King of Naddula from 1080 to 1090

Prithvi-pala (IAST: Pṛthvīpāla, r. c. 1080–1090 CE) was an Indian king belonging to the Naddula Chahamana dynasty. He ruled the area around Naddula (present-day Nadol in Rajasthan). He achieved military successes against the Chaulukyas, the Paramaras of Vagada, and a Ghaznavid raider.

== Reign ==

Prithvipala was eldest son of the Chahamana king Jendraraja. He succeeded his father on the throne of Naddula.

According to the Sundha Hill inscription, Prithvipala defeated the Gurjara (Chaulukya) king Karna. The Shakambhari Chahamana king Vigraharaja III also claimed to have helped the Paramara king Udayaditya defeat Karna. Historian R. B. Singh theorizes that these three neighbouring kings (Prithvipala, Vigraharaja and Udayaditya) formed an alliance against Karna in order to curb his growing power.
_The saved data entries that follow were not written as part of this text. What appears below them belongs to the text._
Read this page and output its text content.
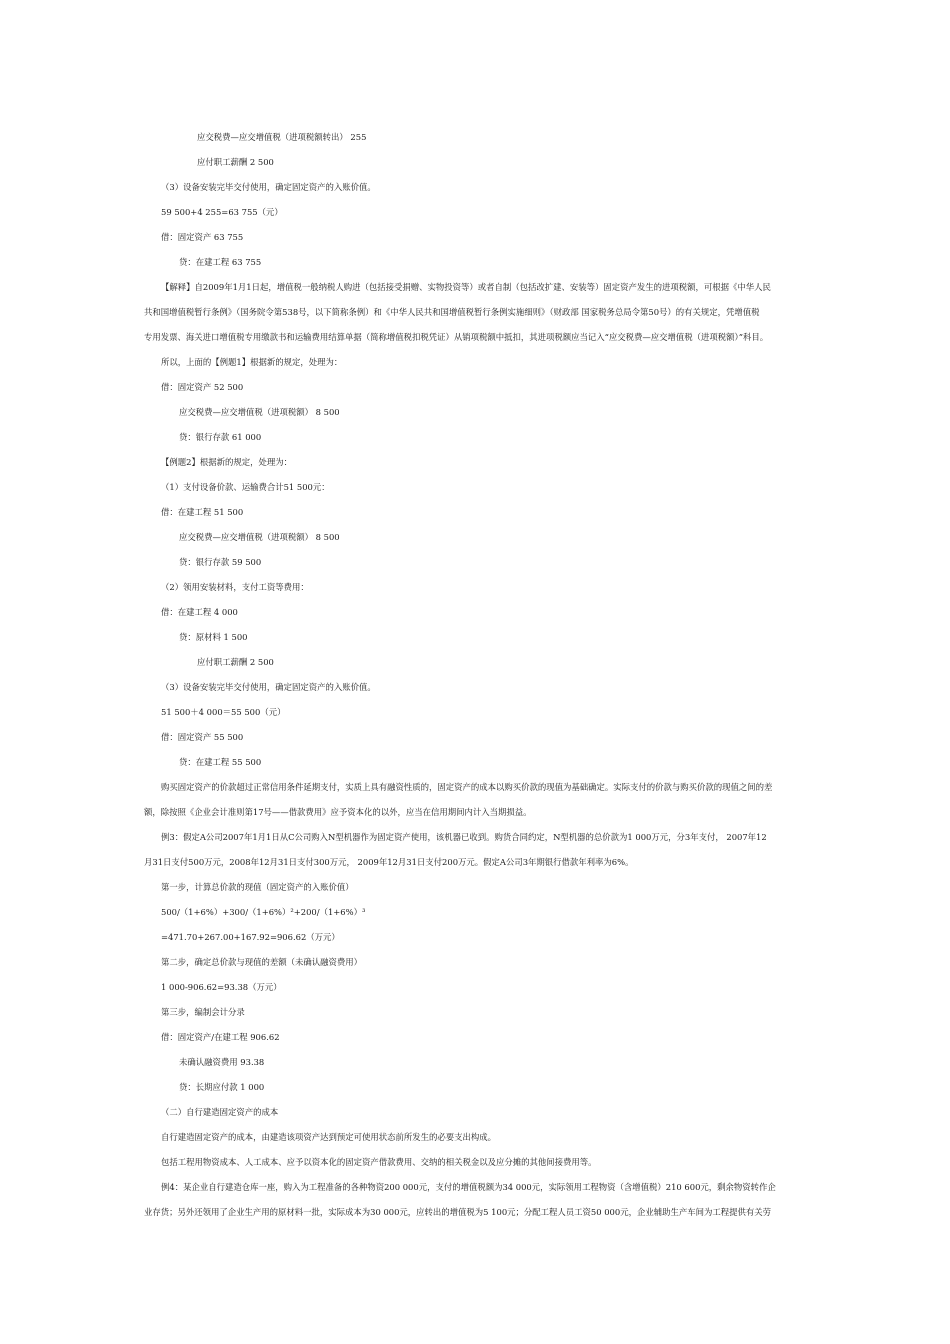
应交税费—应交增值税（进项税额转出） 255
应付职工薪酬 2 500
（3）设备安装完毕交付使用，确定固定资产的入账价值。
59 500+4 255=63 755（元）
借：固定资产 63 755
贷：在建工程 63 755
【解释】自2009年1月1日起，增值税一般纳税人购进（包括接受捐赠、实物投资等）或者自制（包括改扩建、安装等）固定资产发生的进项税额，可根据《中华人民
共和国增值税暂行条例》（国务院令第538号，以下简称条例）和《中华人民共和国增值税暂行条例实施细则》（财政部 国家税务总局令第50号）的有关规定，凭增值税
专用发票、海关进口增值税专用缴款书和运输费用结算单据（简称增值税扣税凭证）从销项税额中抵扣，其进项税额应当记入“应交税费—应交增值税（进项税额）”科目。
所以，上面的【例题1】根据新的规定，处理为：
借：固定资产 52 500
应交税费—应交增值税（进项税额） 8 500
贷：银行存款 61 000
【例题2】根据新的规定，处理为：
（1）支付设备价款、运输费合计51 500元：
借：在建工程 51 500
应交税费—应交增值税（进项税额） 8 500
贷：银行存款 59 500
（2）领用安装材料，支付工资等费用：
借：在建工程 4 000
贷：原材料 1 500
应付职工薪酬 2 500
（3）设备安装完毕交付使用，确定固定资产的入账价值。
51 500＋4 000＝55 500（元）
借：固定资产 55 500
贷：在建工程 55 500
购买固定资产的价款超过正常信用条件延期支付，实质上具有融资性质的，固定资产的成本以购买价款的现值为基础确定。实际支付的价款与购买价款的现值之间的差
额，除按照《企业会计准则第17号——借款费用》应予资本化的以外，应当在信用期间内计入当期损益。
例3：假定A公司2007年1月1日从C公司购入N型机器作为固定资产使用，该机器已收到。购货合同约定，N型机器的总价款为1 000万元，分3年支付， 2007年12
月31日支付500万元，2008年12月31日支付300万元， 2009年12月31日支付200万元。假定A公司3年期银行借款年利率为6%。
第一步，计算总价款的现值（固定资产的入账价值）
500/（1+6%）+300/（1+6%）²+200/（1+6%）³
=471.70+267.00+167.92=906.62（万元）
第二步，确定总价款与现值的差额（未确认融资费用）
1 000-906.62=93.38（万元）
第三步，编制会计分录
借：固定资产/在建工程 906.62
未确认融资费用 93.38
贷：长期应付款 1 000
（二）自行建造固定资产的成本
自行建造固定资产的成本，由建造该项资产达到预定可使用状态前所发生的必要支出构成。
包括工程用物资成本、人工成本、应予以资本化的固定资产借款费用、交纳的相关税金以及应分摊的其他间接费用等。
例4：某企业自行建造仓库一座，购入为工程准备的各种物资200 000元，支付的增值税额为34 000元，实际领用工程物资（含增值税）210 600元，剩余物资转作企
业存货；另外还领用了企业生产用的原材料一批，实际成本为30 000元，应转出的增值税为5 100元；分配工程人员工资50 000元，企业辅助生产车间为工程提供有关劳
Another Chahamana inscription states that Prithvipala defeated a ruler named Mandalika at Rohadavapika. This ruler can be identified with a ruler of the Paramara branch of Vagada.
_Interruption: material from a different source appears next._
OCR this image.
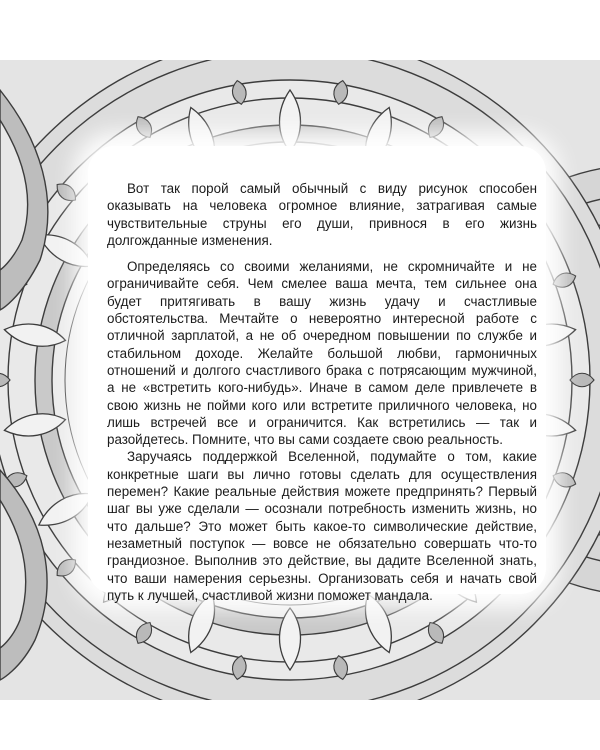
Вот так порой самый обычный с виду рисунок способен оказывать на человека огромное влияние, затрагивая самые чувствительные струны его души, привнося в его жизнь долгожданные изменения.

Определяясь со своими желаниями, не скромничайте и не ограничивайте себя. Чем смелее ваша мечта, тем сильнее она будет притягивать в вашу жизнь удачу и счастливые обстоятельства. Мечтайте о невероятно интересной работе с отличной зарплатой, а не об очередном повышении по службе и стабильном доходе. Желайте большой любви, гармоничных отношений и долгого счастливого брака с потрясающим мужчиной, а не «встретить кого-нибудь». Иначе в самом деле привлечете в свою жизнь не пойми кого или встретите приличного человека, но лишь встречей все и ограничится. Как встретились — так и разойдетесь. Помните, что вы сами создаете свою реальность.

Заручаясь поддержкой Вселенной, подумайте о том, какие конкретные шаги вы лично готовы сделать для осуществления перемен? Какие реальные действия можете предпринять? Первый шаг вы уже сделали — осознали потребность изменить жизнь, но что дальше? Это может быть какое-то символические действие, незаметный поступок — вовсе не обязательно совершать что-то грандиозное. Выполнив это действие, вы дадите Вселенной знать, что ваши намерения серьезны. Организовать себя и начать свой путь к лучшей, счастливой жизни поможет мандала.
The same inscription also states that Prithvipala was once surrounded by a Turushka (Turkic) enemy, and rescued by his younger brother Asharaja. The Turushka enemy can be identified as a Ghaznavid raider, who must have been a subordinate of the Ibrahim of Ghazna.

Prithvipala waived some taxes on the farmers, and may have commissioned an image of a deity known as Prithvipaleshvara.

Prithvipala had a son named Ratnapala, but he was succeeded by his younger brother Jojalladeva. It is possible that Ratnapala was born after Prithvipala's death, or that he was a minor at the time of his father's death. Prithvipala was thus succeeded by his brothers Jojalladeva and Asharaja. Ratnapala gained control of the throne during Asharaja's reign.